Comments to the Author

From the point of view of the study design and statistical analysis plan (tests, correction for possible confounders, etc.) nothing to say. The problem is actually the low sample size for many groups in comparison: often it does not reach 5 units and therefore, rightly, the authors do not report results because they are considered methodologically unreliable. Where statistical tests confirm significance (P <0.05) an "effect" cannot be denied, but if the sample size is very low, below 10 units, a suspicion of significance of that group of patients arises. The authors honestly admit that the findings need confirmation from larger case studies (or longer follow-up so that more cases can be observed). So, from a general point of view, concluding that topical prostaglandin or pilocarpine may increase the risk of metastatic UM and mortality with this very small sample size is very risky for the authors, the journal and the overall patients management.

I think is mandatory a detailed analysis of the data by an expert statistician before thinking to publish this paper, mainly because, from a pure oncological point of view, thinking that drugs that increases the AH exit from the eye may enhance the metastatic potential of UM is similar to thinking that drugs that increase glomerular filtration rate correlates an increased risk of renal metastasis from lung cancer.

REPLY: As requested by the reviewer we approached a statistician who thoroughly reviewed the statistical analyses (see Acknowledgement-section).
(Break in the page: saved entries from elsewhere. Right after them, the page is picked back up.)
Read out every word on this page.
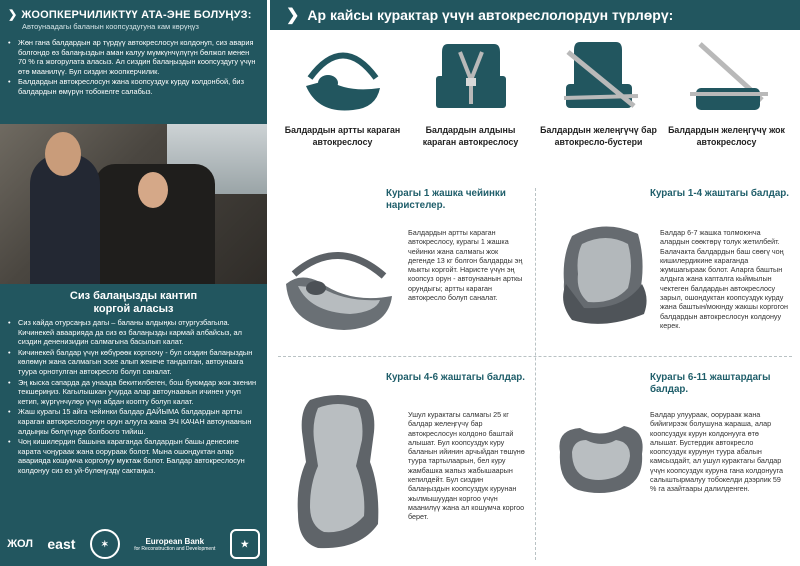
❯ ЖООПКЕРЧИЛИКТҮҮ АТА-ЭНЕ БОЛУҢУЗ:
Автоунаадагы баланын коопсуздугуна кам көрүңүз
• Жөн гана балдардын ар түрдүү автокреслосун колдонуп, сиз авария болгондо өз балаңыздын аман калуу мүмкүнчүлүгүн бөлжол менен 70 % га жогорулата аласыз. Ал сиздин балаңыздын коопсуздугу үчүн өтө маанилүү. Бул сиздин жоопкерчилик.
• Балдардын автокреслосун жана коопсуздук курду колдонбой, биз балдардын өмүрүн тобокелге салабыз.
Сиз балаңызды кантип коргой аласыз
• Сиз кайда отурсаңыз дагы – баланы алдыңкы отургузбагыла. Кичинекей аваарияда да сиз өз балаңызды кармай албайсыз, ал сиздин дененизидин салмагына басылып калат.
• Кичинекей балдар үчүн көбүрөөк коргоочу - бул сиздин балаңыздын көлөмүн жана салмагын эске алып жекече тандалган, автоунаага туура орнотулган автокресло болуп саналат.
• Эң кыска сапарда да унаада бекитилбеген, бош буюмдар жок экенин текшериңиз. Кагылышкан учурда алар автоунаанын ичинен учуп кетип, жүргүнчүлөр үчүн абдан коопту болуп калат.
• Жаш курагы 15 айга чейинки балдар ДАЙЫМА балдардын артты караган автокреслосунун орун алууга жана ЭЧ КАЧАН автоунаанын алдыңкы бөлүгүндө болбоого тийиш.
• Чоң кишилердин башына караганда балдардын башы денесине карата чоңураак жана оорураак болот. Мына ошондуктан алар аварияда кошумча корголуу муктаж болот. Балдар автокреслосун колдонуу сиз өз уй-бүлөңүздү сактаңыз.
ЖОЛ east	✶	European Bank
for Reconstruction and Development	★
❯ Ар кайсы курактар үчүн автокреслолордун түрлөрү:
Балдардын артты караган автокреслосу
Балдардын алдыны караган автокреслосу
Балдардын желеңгүчү бар автокресло-бустери
Балдардын желеңгүчү жок автокреслосу
Курагы 1 жашка чейинки наристелер.
Балдардын артты караган автокреслосу, курагы 1 жашка чейинки жана салмагы жок дегенде 13 кг болгон балдарды эң мыкты коргойт. Наристе үчүн эң коопсуз орун - автоунаанын арткы орундыгы; артты караган автокресло болуп саналат.
Курагы 1-4 жаштагы балдар.
Балдар 6-7 жашка толмоюнча алардын сөөктөрү толук жетилбейт. Балачакта балдардын баш сөөгү чоң кишилердикине караганда жумшагыраак болот. Аларга баштын алдыга жана капталга кыймылын чектеген балдардын автокреслосу зарыл, ошондуктан коопсуздук курду жана баштын/моюнду жакшы коргогон балдардын автокреслосун колдонуу керек.
Курагы 4-6 жаштагы балдар.
Ушул курактагы салмагы 25 кг балдар желеңгүчү бар автокреслосун колдоно баштай алышат. Бул коопсуздук куру баланын ийинин арчыйдан төшүнө туура тартылаарын, бел куру жамбашка жапыз жабышаарын кепилдейт. Бул сиздин балаңыздын коопсуздук курунан жылмышуудан коргоо үчүн маанилүү жана ал кошумча коргоо берет.
Курагы 6-11 жаштардагы балдар.
Балдар улуураак, оорураак жана бийигирээк болушуна жараша, алар коопсуздук курун колдонууга өтө алышат. Бустердик автокресло коопсуздук курунун туура абалын камсыздайт, ал ушул курактагы балдар үчүн коопсуздук куруна гана колдонууга салыштырмалуу тобокелди дээрлик 59 % га азайтаары далилденген.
There were no flaws, but we agree that based on just one study with such small numbers of cases it is impossible to state that IOP-lowering medication increases the risk of metastasis and mortality. Nonetheless, the current findings suggest that IOP-lowering medication at least may affect the risk of metastasis and mortality in UM patients. Off course, more research is required to verify the revealed association and its pathophysiological mechanisms. Changes has been made to the Conclusions-section.

 

Round 2

Reviewer 1 Report

The authors have adequately replied to the issues raised and have added the information required. 

Reviewer 3 Report

In the revised manuscript "The effect of intraocular pressure-lowering medication on metastatic uveal melanomas" by Jan Pals et al. the authors aimed to address the important question on whether IOP-lowering drugs, employed to increases aqueous humor outflow, might lead to an enhancement of metastases development in uveal melanoma. The study comprises a large cohort of patients over a 35-year period. Through well conducted research, the authors found that the use of topical prostaglandin or pilocarpine is associated with an increased risk of metastases development and mortality in uveal melanoma. The paper is well written and organized and the theme is interesting and relevant, with their findings having important implications in the management of patients who are afflicted by this potentially deadly disease. The authors addressed in a very satisfactory manner my previous comments and suggestions. Therefore, I strongly recommend the publication of the manuscript in Cancers.

Reviewer 4 Report

Sorry, for me the conclusion are not supported by the results obtained using a control group of 6-12 persons. 

REPLY: We can not increase the number of cases. The control group includes >100 persons (and not 6-12). We mentioned this limitation in the Discussion-section. The conclusion is supported by the results; however, due to the low number of cases and upon request of the reviewer we changed the Conclusion (section 5) to make the statement of the revealed associated less stringent.